I hesitated before asking the next question, but there was no way around it. “If the NRC is going to investigate this from the outside, and the company’s going to be turning over rocks from the inside, and the Bureau is going to be watching both, tell me again what you want me to do?”

He glanced around the steel deck once more. Dr. Martin and her techs had disappeared, and we were alone with the moonpool and its unearthly glow. It looked like some Northern Lights had drowned down there.

“Do you know what a Red Team is?” he asked.

I did not.

“It’s a government expression, normally used in war gaming. When the government conducts a war game, it postulates a hypothetical crisis scenario, and then pits a group of actual government officials against the crisis. These are real officials, but they’re role-playing. Someone from the White House staff will play the president. Another person, say from the Defense Department, will play the role of secretary of defense.”

“Yeah, I’ve read about those.”

“Right. The game directors gather them into a room and throw a tabletop crisis situation at them. They work the problem until they either solve it or it beats them. The good guys are called the Blue Team.”

“I believe.”

“Good. The Red Team sits in another room and reacts to what the Blue Team does, typically by throwing complications into the game. The idea is to make the war game truly dynamic, and to test how well the Blue Team can handle an evolving crisis situation when all their nicely preplanned contingency plans go off the tracks. Plus, the Red Team is privy to the Blue Team’s assumptions and contingency plans before the game starts. They hit those assumptions, and the Blue Team now has to deal with a changing crisis situation.”
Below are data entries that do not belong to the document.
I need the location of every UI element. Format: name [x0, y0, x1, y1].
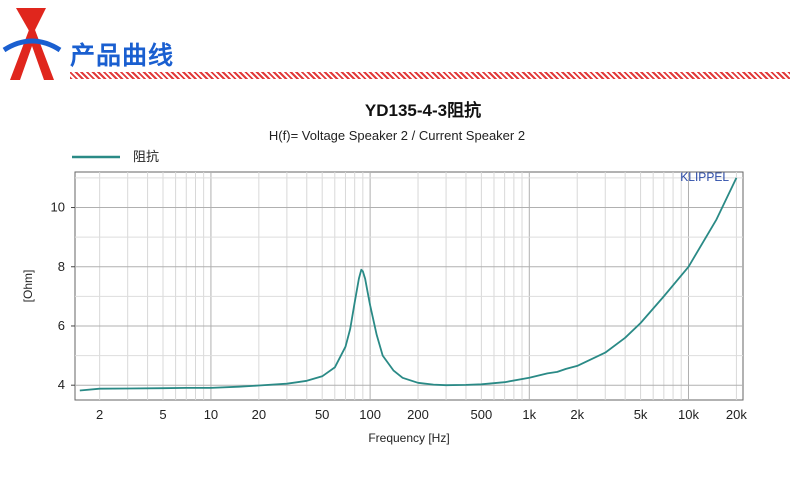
y-tick-label: 10 [51, 200, 65, 215]
page-header: 产品曲线 [0, 0, 790, 82]
decorative-divider [70, 72, 790, 79]
chart-title: YD135-4-3阻抗 [365, 100, 481, 120]
plot-area: 4 6 8 10 2 5 10 20 50 100 200 500 1k 2k 5k 10k 20k [51, 171, 747, 422]
x-tick-label: 50 [315, 407, 329, 422]
klippel-mark: KLIPPEL [680, 170, 729, 184]
x-tick-label: 20k [726, 407, 747, 422]
x-tick-label: 1k [522, 407, 536, 422]
x-tick-label: 20 [252, 407, 266, 422]
x-tick-label: 2k [570, 407, 584, 422]
series-line-impedance [79, 177, 738, 392]
chart-subtitle: H(f)= Voltage Speaker 2 / Current Speake… [269, 128, 525, 143]
series-layer [79, 177, 738, 392]
x-tick-label: 5 [159, 407, 166, 422]
x-tick-label: 10k [678, 407, 699, 422]
y-axis-ticks: 4 6 8 10 [51, 200, 75, 392]
grid-lines [75, 172, 743, 400]
y-tick-label: 4 [58, 377, 65, 392]
x-tick-label: 10 [204, 407, 218, 422]
y-axis-label: [Ohm] [21, 270, 35, 303]
x-tick-label: 200 [407, 407, 429, 422]
x-tick-label: 500 [471, 407, 493, 422]
company-logo [2, 8, 62, 80]
x-axis-label: Frequency [Hz] [368, 431, 449, 445]
legend-label: 阻抗 [133, 149, 159, 164]
x-tick-label: 2 [96, 407, 103, 422]
x-tick-label: 100 [359, 407, 381, 422]
y-tick-label: 8 [58, 259, 65, 274]
page-title: 产品曲线 [70, 41, 175, 70]
x-tick-label: 5k [634, 407, 648, 422]
x-axis-ticks: 2 5 10 20 50 100 200 500 1k 2k 5k 10k 20k [96, 407, 747, 422]
y-tick-label: 6 [58, 318, 65, 333]
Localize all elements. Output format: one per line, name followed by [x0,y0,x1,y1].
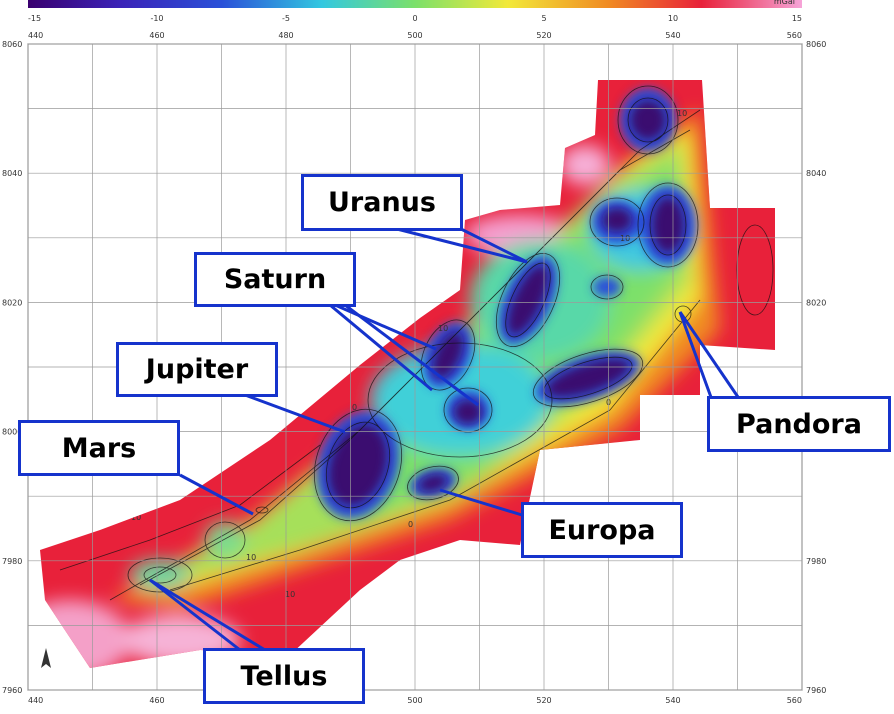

“So the Red Team people are the bad guys.”

“Exactly. The Blue Team assumes their simulated Katrina relief convoys can get to New Orleans on the interstates. The Red Team knocks out all the bridges.”

“So you want me to act like a bad guy? See if I can get through the perimeter, break in here and swipe some radioactive water or some spent fuel rods, then go package it and, what? Sell it?”

“Not exactly,” he said patiently. “Unless you have a death wish. But here’s the problem: The NRC’s going to come in here this time and try to prove that radioactive water got loose from Helios, either from the moonpool or somewhere else in the reactor system.”

“Reasonable reaction,” I said.

“PrimEnergy has to defend itself, and the company is going to take the position that it not only didn’t happen but couldn’t happen. Now: Unless some unhappy camper stands up and confesses to a crime that would jail him for about ten successive life sentences, it’s going to end in a Mexican standoff.”

“Which would suit the company, right?”

“Frankly, I think that would suit the government, as well. They don’t even want to hear that there’s been a clandestine radiological release from an operating plant, because that would probably lead to an industry-wide shutdown of this type of nuclear power plant.”

“Why all of them?”

“Because the security system here is common to all of them. It would be a very big deal. Nobody at the NRC or in the industry wants to do that.”

“You’re telling me the NRC would cover it up?”

“No, no, not if they find something concrete, some glowing gun, so to speak. But if it turns into a stone-cold mystery, they’ll ‘study’ it. They might keep probing, but, basically, they’ll keep all the BWR plants turning and burning.”